Is it okay to surf when it rains?
This is a question a lot of people ask. And I say; Hell yes! you are gonna get wet anyway.
Sayulita and Punta de Mita are great spots to surf no matter your skills, with a tropical climate! meaning water temperature is the best, you might even find it a little hot which is nice (…unless it’s sudden and you’re near someone). And it is not just o.k. to surf when it rains, there are big advantages to do so;
Surfing under the rain adds a special touch to this sport, it really is a unique experience being on your board waiting for a set to come and just feel the rain pouring down your face, but let’s not get too romantic and back to the advantages; First of all the beach will be just for you (and some other surfers); parking spaces close to the beach unoccupied, stop worrying about zigzagging in between people to finally get to the beach, and no imprudent swimmers getting on your way while riding a wave.
Rain also calms the wind, and waves clean up creating ideal conditions!
Plus, really there’s nothing else to do.
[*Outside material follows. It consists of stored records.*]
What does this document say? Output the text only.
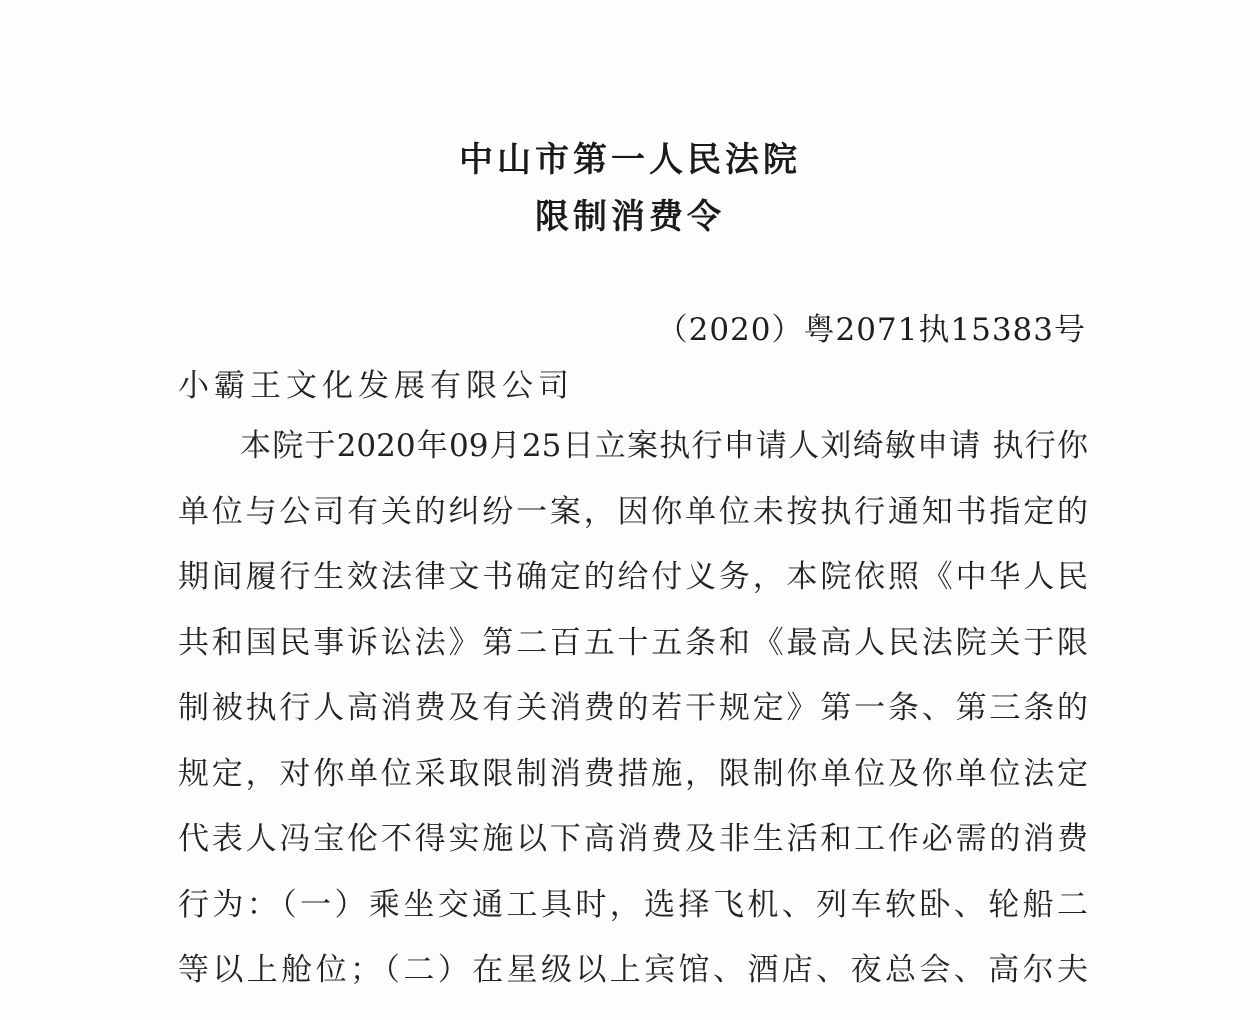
中山市第一人民法院
限制消费令
（2020）粤2071执15383号
小霸王文化发展有限公司
本院于2020年09月25日立案执行申请人刘绮敏申请 执行你
单位与公司有关的纠纷一案，因你单位未按执行通知书指定的
期间履行生效法律文书确定的给付义务，本院依照《中华人民
共和国民事诉讼法》第二百五十五条和《最高人民法院关于限
制被执行人高消费及有关消费的若干规定》第一条、第三条的
规定，对你单位采取限制消费措施，限制你单位及你单位法定
代表人冯宝伦不得实施以下高消费及非生活和工作必需的消费
行为：（一）乘坐交通工具时，选择飞机、列车软卧、轮船二
等以上舱位；（二）在星级以上宾馆、酒店、夜总会、高尔夫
If you’re on your holiday, the wet weather options are even more dire… staying at your hotel should not be an option. So get yourself booked into a surf lesson and get properly wet.
The area hosts quite a bit of rain during the summer season, which is why we like to keep our guests informed about the facts regarding surfing in the rain or during storms.
What about Surfing during a storm?
This scenario changes when it comes to surfing during a lightning storm.
Due to the conductivity of salt water, the effects of lightning can reach up to 500 m from the place where it has impacted the surface of the water. The probability of being struck by lightning is still really low, but it is always better to be informed and careful.
In order to know the distance to which the storm is, we must count the seconds between the lightning and the thunder. With this data, we perform the following calculation:
Distance (km) = Dif Light and Thunder (secs) / 3.
With a time interval of fewer than 3 seconds is when we must take precautions, get out of the water and seek shelter, as it means that the storm is less than 1 kilometer away!
Prevention is key. Better to be safe than sorry!